Carla Patrícia aponta as responsabilidades à empresa que a contratou, que deveria ter outra atenção nos produtos que usa no serviço. No início, ainda telefonavam a perguntar o seu estado de saúde, mas deixaram de a contactar, apesar do problema não ter sido resolvido. Fátima Machado foi sempre o rosto da empresa, como responsável pela limpeza dos Hotéis Pestana. Também nunca mais ouviu falar desta responsável. Como o caso está no Seguro, todos se distanciam dele.

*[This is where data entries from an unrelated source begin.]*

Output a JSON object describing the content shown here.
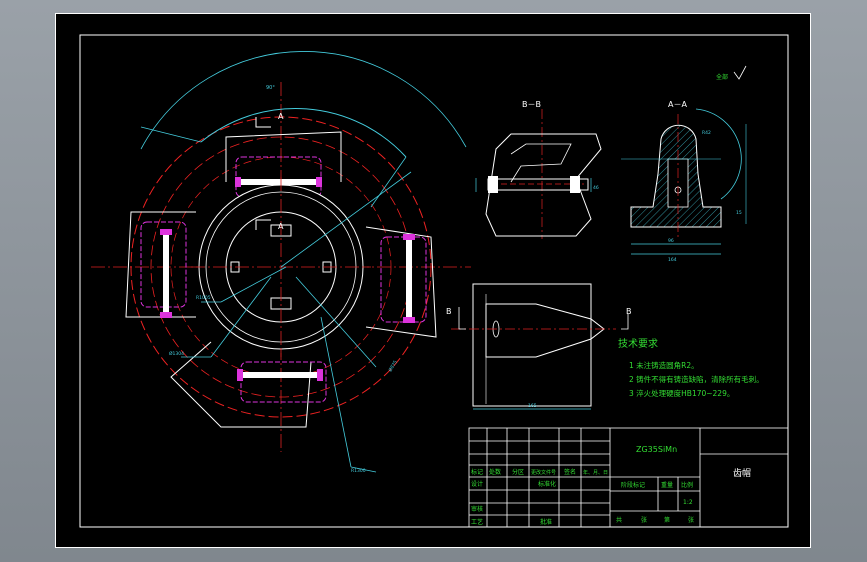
{
  "drawing": {
    "section_bb": "B－B",
    "section_aa": "A－A",
    "marker_a": "A",
    "marker_b": "B",
    "roughness": "全部",
    "dim_top_arc": "90°",
    "dim_r_left": "R1005",
    "dim_d_left": "Ø1304",
    "dim_d_right": "Ø875",
    "dim_bottom": "R1300",
    "dim_bb_w": "56",
    "dim_bb_h": "46",
    "dim_aa_top": "R42",
    "dim_aa_r": "15",
    "dim_aa_base": "96",
    "dim_aa_total": "164",
    "dim_plan": "165"
  },
  "tech": {
    "title": "技术要求",
    "lines": [
      "1 未注铸造圆角R2。",
      "2 铸件不得有铸造缺陷，清除所有毛刺。",
      "3 淬火处理硬度HB170~229。"
    ]
  },
  "titleblock": {
    "material": "ZG35SiMn",
    "part_name": "齿帽",
    "h_mark": "标记",
    "h_count": "处数",
    "h_zone": "分区",
    "h_doc": "更改文件号",
    "h_sign": "签名",
    "h_date": "年、月、日",
    "design": "设计",
    "standardize": "标准化",
    "review": "审核",
    "process": "工艺",
    "approve": "批准",
    "stage": "阶段标记",
    "weight": "重量",
    "scale": "比例",
    "scale_value": "1:2",
    "sheets": "共",
    "sheet_of": "张",
    "sheet_no": "第",
    "sheet_no2": "张"
  }
}
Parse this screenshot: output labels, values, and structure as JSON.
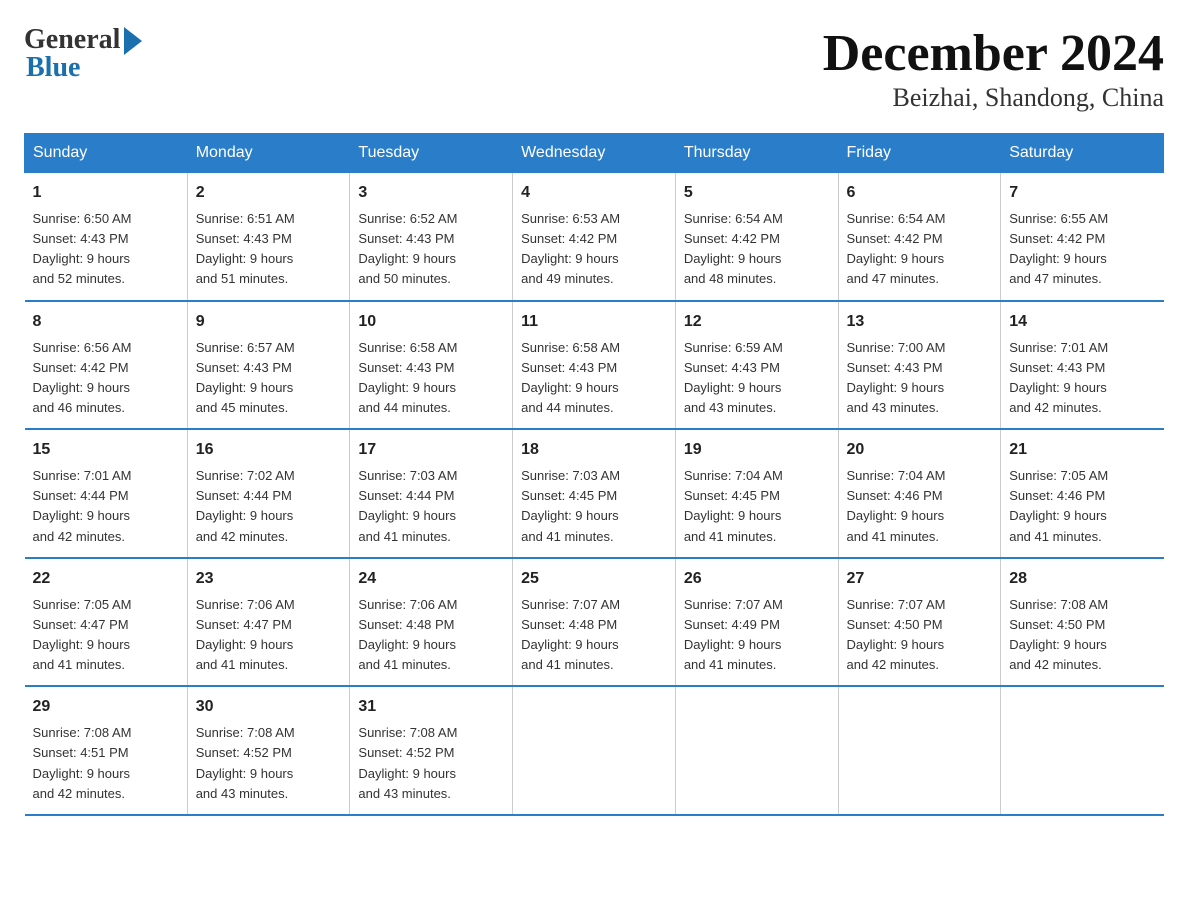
{
  "logo": {
    "general": "General",
    "blue": "Blue"
  },
  "title": {
    "month": "December 2024",
    "location": "Beizhai, Shandong, China"
  },
  "days_header": [
    "Sunday",
    "Monday",
    "Tuesday",
    "Wednesday",
    "Thursday",
    "Friday",
    "Saturday"
  ],
  "weeks": [
    [
      {
        "day": "1",
        "sunrise": "6:50 AM",
        "sunset": "4:43 PM",
        "daylight": "9 hours and 52 minutes."
      },
      {
        "day": "2",
        "sunrise": "6:51 AM",
        "sunset": "4:43 PM",
        "daylight": "9 hours and 51 minutes."
      },
      {
        "day": "3",
        "sunrise": "6:52 AM",
        "sunset": "4:43 PM",
        "daylight": "9 hours and 50 minutes."
      },
      {
        "day": "4",
        "sunrise": "6:53 AM",
        "sunset": "4:42 PM",
        "daylight": "9 hours and 49 minutes."
      },
      {
        "day": "5",
        "sunrise": "6:54 AM",
        "sunset": "4:42 PM",
        "daylight": "9 hours and 48 minutes."
      },
      {
        "day": "6",
        "sunrise": "6:54 AM",
        "sunset": "4:42 PM",
        "daylight": "9 hours and 47 minutes."
      },
      {
        "day": "7",
        "sunrise": "6:55 AM",
        "sunset": "4:42 PM",
        "daylight": "9 hours and 47 minutes."
      }
    ],
    [
      {
        "day": "8",
        "sunrise": "6:56 AM",
        "sunset": "4:42 PM",
        "daylight": "9 hours and 46 minutes."
      },
      {
        "day": "9",
        "sunrise": "6:57 AM",
        "sunset": "4:43 PM",
        "daylight": "9 hours and 45 minutes."
      },
      {
        "day": "10",
        "sunrise": "6:58 AM",
        "sunset": "4:43 PM",
        "daylight": "9 hours and 44 minutes."
      },
      {
        "day": "11",
        "sunrise": "6:58 AM",
        "sunset": "4:43 PM",
        "daylight": "9 hours and 44 minutes."
      },
      {
        "day": "12",
        "sunrise": "6:59 AM",
        "sunset": "4:43 PM",
        "daylight": "9 hours and 43 minutes."
      },
      {
        "day": "13",
        "sunrise": "7:00 AM",
        "sunset": "4:43 PM",
        "daylight": "9 hours and 43 minutes."
      },
      {
        "day": "14",
        "sunrise": "7:01 AM",
        "sunset": "4:43 PM",
        "daylight": "9 hours and 42 minutes."
      }
    ],
    [
      {
        "day": "15",
        "sunrise": "7:01 AM",
        "sunset": "4:44 PM",
        "daylight": "9 hours and 42 minutes."
      },
      {
        "day": "16",
        "sunrise": "7:02 AM",
        "sunset": "4:44 PM",
        "daylight": "9 hours and 42 minutes."
      },
      {
        "day": "17",
        "sunrise": "7:03 AM",
        "sunset": "4:44 PM",
        "daylight": "9 hours and 41 minutes."
      },
      {
        "day": "18",
        "sunrise": "7:03 AM",
        "sunset": "4:45 PM",
        "daylight": "9 hours and 41 minutes."
      },
      {
        "day": "19",
        "sunrise": "7:04 AM",
        "sunset": "4:45 PM",
        "daylight": "9 hours and 41 minutes."
      },
      {
        "day": "20",
        "sunrise": "7:04 AM",
        "sunset": "4:46 PM",
        "daylight": "9 hours and 41 minutes."
      },
      {
        "day": "21",
        "sunrise": "7:05 AM",
        "sunset": "4:46 PM",
        "daylight": "9 hours and 41 minutes."
      }
    ],
    [
      {
        "day": "22",
        "sunrise": "7:05 AM",
        "sunset": "4:47 PM",
        "daylight": "9 hours and 41 minutes."
      },
      {
        "day": "23",
        "sunrise": "7:06 AM",
        "sunset": "4:47 PM",
        "daylight": "9 hours and 41 minutes."
      },
      {
        "day": "24",
        "sunrise": "7:06 AM",
        "sunset": "4:48 PM",
        "daylight": "9 hours and 41 minutes."
      },
      {
        "day": "25",
        "sunrise": "7:07 AM",
        "sunset": "4:48 PM",
        "daylight": "9 hours and 41 minutes."
      },
      {
        "day": "26",
        "sunrise": "7:07 AM",
        "sunset": "4:49 PM",
        "daylight": "9 hours and 41 minutes."
      },
      {
        "day": "27",
        "sunrise": "7:07 AM",
        "sunset": "4:50 PM",
        "daylight": "9 hours and 42 minutes."
      },
      {
        "day": "28",
        "sunrise": "7:08 AM",
        "sunset": "4:50 PM",
        "daylight": "9 hours and 42 minutes."
      }
    ],
    [
      {
        "day": "29",
        "sunrise": "7:08 AM",
        "sunset": "4:51 PM",
        "daylight": "9 hours and 42 minutes."
      },
      {
        "day": "30",
        "sunrise": "7:08 AM",
        "sunset": "4:52 PM",
        "daylight": "9 hours and 43 minutes."
      },
      {
        "day": "31",
        "sunrise": "7:08 AM",
        "sunset": "4:52 PM",
        "daylight": "9 hours and 43 minutes."
      },
      null,
      null,
      null,
      null
    ]
  ],
  "labels": {
    "sunrise": "Sunrise:",
    "sunset": "Sunset:",
    "daylight": "Daylight:"
  }
}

queima 4As críticas são também apontadas à Companhia de Seguros Açoreana, que deveria acelerar este processo no sentido de procurar a solução adequada para o mesmo. “Não é saltar de médico em médico que se resolve os problemas. Se é preciso consultar um especialista no Continente, de que estão à espera? Que se alastre a todo o corpo primeiro?

Medo de perder o braço

Por fim, Carla Patrícia esclarece que este apelo público que faz é uma tentativa de ver a sua situação resolvida. Não quer receber dinheiro que não seja o que legitimamente lhe pertence, nem acusar ninguém. “Sempre vivi para o trabalho e espero continuar poder trabalhar”. Mas assume que tem “medo de perder o braço” porque não há quem avance para uma solução.

O FN tentou, insistentemente, ouvir a posição da empresa Serlima para o número fixo que é publicamente divulgado, mas não passa de um atendedor de chamadas. O contacto móvel que nos foi facultado por Carla Costa também remete para a mensagem gravada. Desconhecemos os esforços que esta empresa terá desenvolvido no sentido de ajudar a sua trabalhadora e, nomeadamente, as medidas de prevenção tomadas aos acidentes de trabalho,seja em unidades hoteleiras de luxo seja em pequenos estabelecimentos. Uma questão para a Inspeção de Trabalho também avaliar.

Também na Companhia de Seguros Açoreana, tivemos como resposta que não tratam de assuntos particulares com a comunicação social.

Apesar da falta de respostas, o FN vai acompanhar este caso nos próximos tempos. A vítima apela mesmo à solidariedade de alguém, seja médico especialista ou não, no sentido de a ajudar a encontrar uma solução para este problema de saúde, nascido num acidente de trabalho e que carece de uma solução eficaz e atempada. É que os dias vão passando e o aspeto do braço não é nada agradável.